Perundingan terhenti sejak Ebrahim Raisi terpilih sebagai presiden Iran melalui pemilu pada Juni.
Raisi diperkirakan akan mengambil sikap keras ketika pembicaraan soal pakta nuklir Iran kembali digulirkan di Wina.
Enam putaran perundingan sejauh ini dilakukan secara tidak langsung.
Sebagian besar diplomat Eropa berhubungan bolak-balik dengan pejabat-pejabat AS dan Iran karena Iran tidak mau melakukan kontak langsung dengan AS.
Di Washington, juru bicara Departemen Luar Negeri AS Ned Price mengatakan AS berharap Iran akan kembali dengan itikad baik serta siap untuk berunding.
Berdasarkan pakta nuklir Iran, yang secara resmi bernama Joint Comprehensive Plan of Action (JCPOA), Iran harus membatasi program nuklirnya sebagai imbalan atas pelonggaran sanksi-sanksi dari AS, Uni Eropa, dan PBB.

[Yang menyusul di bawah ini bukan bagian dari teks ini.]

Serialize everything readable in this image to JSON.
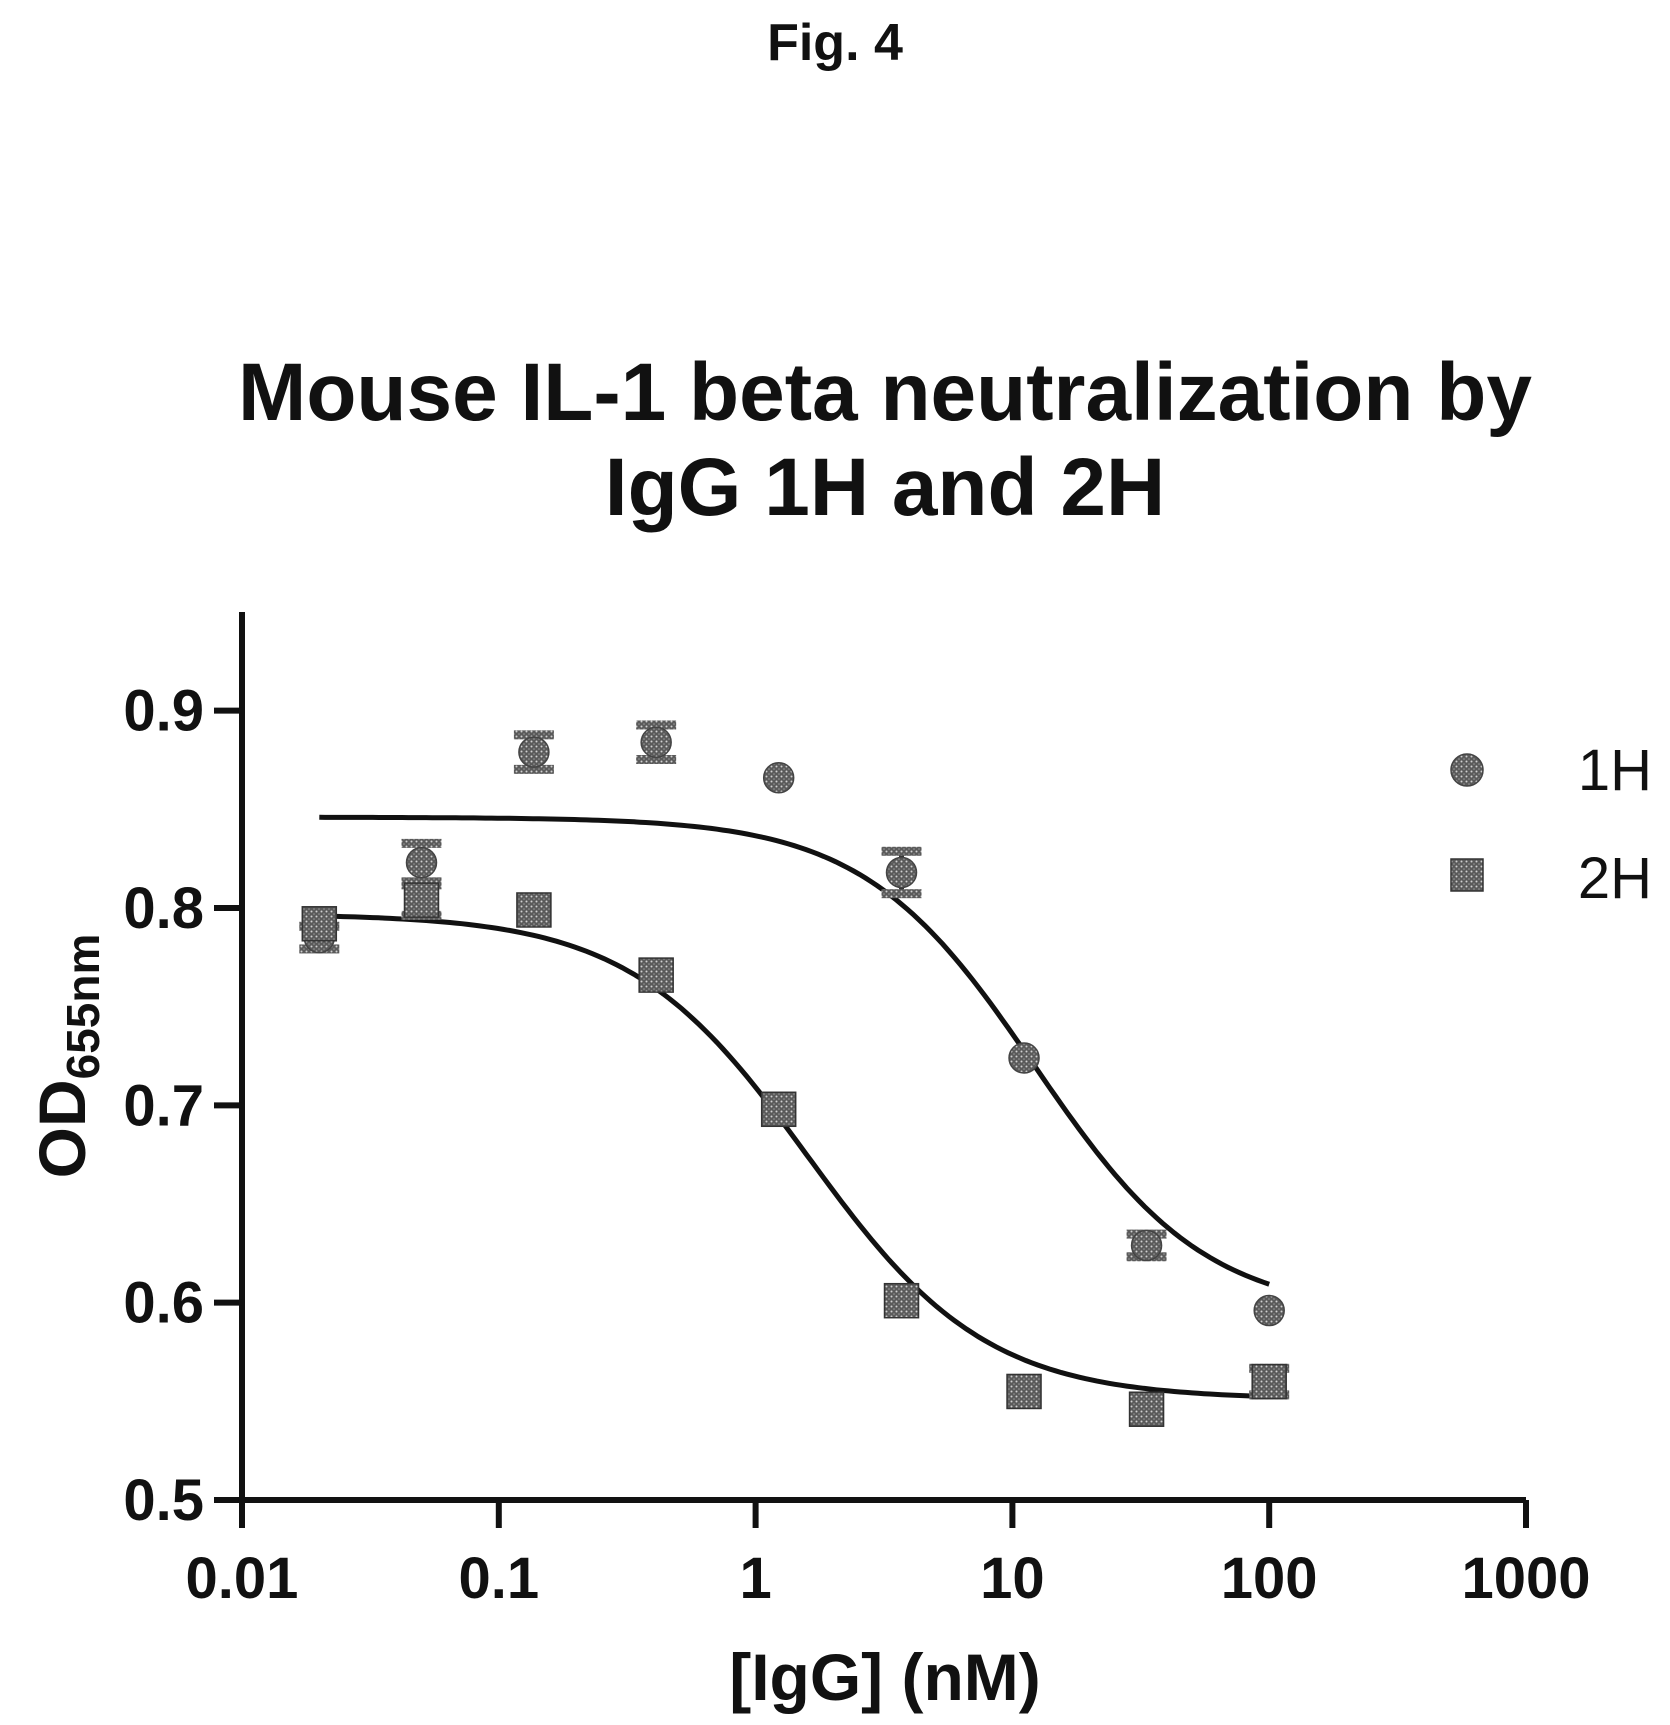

Sebelumnya pada Rabu, sekretaris Dewan Keamanan Nasional Tertinggi Iran mengindikasikan bahwa perundingan untuk menghidupkan kembali kesepakatan nuklir tersebut akan gagal, kecuali kalau Presiden AS Joe Biden bisa menjamin bahwa pemerintahannya tidak akan lagi meninggalkan pakta itu.